Seja porque se está mais gorda, seja porque se emagreceu, seja porque mudou fisicamente de aspeto, porque é que falar do peso dos outros é sempre um tema tão apetecível? A discussão ganha agora renovada força depois de a cantora britânica Adele ter surpreendido ao surgir, numa imagem evocativa do seu aniversário, bem mais magra.

Izabel de Paula, dietista e body shaper, conta que, desde essas fotografias reveladoras, as suas clientes abordam o tema. “Todas querem ser mais magras, todas falam da Adele, mas nenhuma me pede para ser como ela”, diz a especialista ao delas.pt.

“Muitas vezes em consulta, as pessoas falam da cantora, há mesmo quem faça e me mostre as montagens que fez com o antes e depois da cantora. Dizem depois que ela só conseguiu porque é rica, as pessoas vão sempre arranjar uma desculpa para isto”, refere Izabel de Paula, que elenca: “As observações, entre afirmações e perguntas, que mais me têm feito são: qual a dieta? Qual é a doença para ficar mais magra? Ela tem dinheiro para fazer tudo; Foi um caso de amor não correspondido”.

Para Nuno Duarte, falar do peso dos outros é tão irresistível como falar de qualquer outro tema do alheio que implique espanto ou choque. “Há vários fatores que explicam esse interesse e um deles é a sensibilidade à mudança drástica. Dependendo que como são os nossos desafios, podemos ter reações que podem ser de orgulho, mas também de inveja, e de que não somos capazes de ser e fazer o mesmo”, refere o psicólogo e responsável na Oficina da Psicologia, em Lisboa. “O acto de alguém passar por uma transformação funciona como um gatilho em nós”, sustenta.

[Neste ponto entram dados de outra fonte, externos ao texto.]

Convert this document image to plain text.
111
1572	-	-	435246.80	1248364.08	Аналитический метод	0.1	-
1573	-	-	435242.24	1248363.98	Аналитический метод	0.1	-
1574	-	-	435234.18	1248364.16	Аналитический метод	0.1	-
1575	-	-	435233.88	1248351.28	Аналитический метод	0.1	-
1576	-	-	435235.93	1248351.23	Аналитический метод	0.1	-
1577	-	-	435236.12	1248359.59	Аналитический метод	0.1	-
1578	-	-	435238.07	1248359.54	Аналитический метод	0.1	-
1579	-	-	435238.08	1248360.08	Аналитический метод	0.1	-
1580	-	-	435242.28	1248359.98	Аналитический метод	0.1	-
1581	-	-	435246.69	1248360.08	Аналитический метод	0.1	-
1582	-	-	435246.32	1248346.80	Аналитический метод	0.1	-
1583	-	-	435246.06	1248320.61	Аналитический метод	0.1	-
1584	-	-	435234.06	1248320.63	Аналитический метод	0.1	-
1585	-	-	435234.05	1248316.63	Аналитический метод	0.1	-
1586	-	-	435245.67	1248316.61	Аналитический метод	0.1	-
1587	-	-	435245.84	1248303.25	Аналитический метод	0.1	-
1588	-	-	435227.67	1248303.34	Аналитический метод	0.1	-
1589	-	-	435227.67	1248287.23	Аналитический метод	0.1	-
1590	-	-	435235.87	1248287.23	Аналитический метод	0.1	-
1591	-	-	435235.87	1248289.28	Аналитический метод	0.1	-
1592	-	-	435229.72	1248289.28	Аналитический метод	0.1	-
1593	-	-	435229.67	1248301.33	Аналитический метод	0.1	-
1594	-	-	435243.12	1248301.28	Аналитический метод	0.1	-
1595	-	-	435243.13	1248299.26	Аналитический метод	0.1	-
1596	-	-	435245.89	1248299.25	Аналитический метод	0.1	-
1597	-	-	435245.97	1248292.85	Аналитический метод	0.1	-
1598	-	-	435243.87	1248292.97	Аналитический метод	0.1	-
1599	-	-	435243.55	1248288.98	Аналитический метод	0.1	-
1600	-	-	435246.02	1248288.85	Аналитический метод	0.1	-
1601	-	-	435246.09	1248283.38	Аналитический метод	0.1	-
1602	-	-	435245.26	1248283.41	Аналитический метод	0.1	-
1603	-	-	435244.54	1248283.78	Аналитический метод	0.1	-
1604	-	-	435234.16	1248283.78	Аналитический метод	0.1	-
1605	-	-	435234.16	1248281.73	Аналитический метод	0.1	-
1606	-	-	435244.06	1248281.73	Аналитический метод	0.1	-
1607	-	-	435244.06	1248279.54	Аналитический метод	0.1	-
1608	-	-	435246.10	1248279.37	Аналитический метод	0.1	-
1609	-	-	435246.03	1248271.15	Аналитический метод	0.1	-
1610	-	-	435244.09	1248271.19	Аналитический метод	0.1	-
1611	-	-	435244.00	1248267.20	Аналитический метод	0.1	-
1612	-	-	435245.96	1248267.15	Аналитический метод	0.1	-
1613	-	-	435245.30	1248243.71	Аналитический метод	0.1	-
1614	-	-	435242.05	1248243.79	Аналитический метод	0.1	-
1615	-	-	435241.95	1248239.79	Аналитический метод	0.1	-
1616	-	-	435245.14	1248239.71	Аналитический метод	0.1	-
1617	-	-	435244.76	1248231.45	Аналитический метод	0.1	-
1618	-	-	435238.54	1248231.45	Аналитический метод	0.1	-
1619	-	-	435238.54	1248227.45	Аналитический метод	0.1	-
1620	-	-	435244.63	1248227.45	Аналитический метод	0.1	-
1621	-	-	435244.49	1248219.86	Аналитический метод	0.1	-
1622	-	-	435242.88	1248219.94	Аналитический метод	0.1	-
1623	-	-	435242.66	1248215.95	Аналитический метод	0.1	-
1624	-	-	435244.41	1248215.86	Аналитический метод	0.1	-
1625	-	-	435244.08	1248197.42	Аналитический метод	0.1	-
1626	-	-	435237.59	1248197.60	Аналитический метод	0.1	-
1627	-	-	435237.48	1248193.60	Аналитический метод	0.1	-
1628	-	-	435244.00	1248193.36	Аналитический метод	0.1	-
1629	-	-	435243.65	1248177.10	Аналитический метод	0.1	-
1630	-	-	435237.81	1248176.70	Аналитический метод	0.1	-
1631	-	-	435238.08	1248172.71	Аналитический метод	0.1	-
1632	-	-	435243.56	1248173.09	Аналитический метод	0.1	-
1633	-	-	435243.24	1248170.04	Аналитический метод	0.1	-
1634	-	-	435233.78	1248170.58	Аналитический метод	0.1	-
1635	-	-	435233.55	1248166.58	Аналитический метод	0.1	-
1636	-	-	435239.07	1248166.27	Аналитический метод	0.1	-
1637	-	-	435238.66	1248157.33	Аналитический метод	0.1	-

A questão que, de seguida, se impõe passa por gerir e como lidar com essas emoções. “Uma das formas de fazer uma relação com essas emoções é chegar aos fóruns das redes sociais e começar a comentar”, descreve.

Mas, e a desculpabilização do esforço do outro (ser rica, estar doente, ter um desaire)? Afinal, tal nasce de onde? Para o psicólogo, aquela reação tem lugar porque “todos arranjamos estruturas de racionalização para nos sentirmos melhor, é pura sobrevivência psicológica e serve para não fraturar o nosso ego”. E compara: “É como o fenómeno da fake news, que reduz a dissonância cognitiva, ou seja, quando o nosso mundo e convicções são abalados, vamos criar informação que valide as nossas convicções predefinidas.”

“À noite, há mais asneiras. Não é catarse, é exaustão”

Nuno Duarte não usa palavras brandas. “A maior parte das dietas não funciona por uma razão: não é a dieta, é a manutenção que é insustentável, que exige autocontrole difícil ao ser humano”, refere o especialista. Izabel de Paula também fala mais dos impulsos do que da comida em si própria. “O que faz ficar gorda não é só a comida, é também o motivo que leva a comer”, concorda a body shaper.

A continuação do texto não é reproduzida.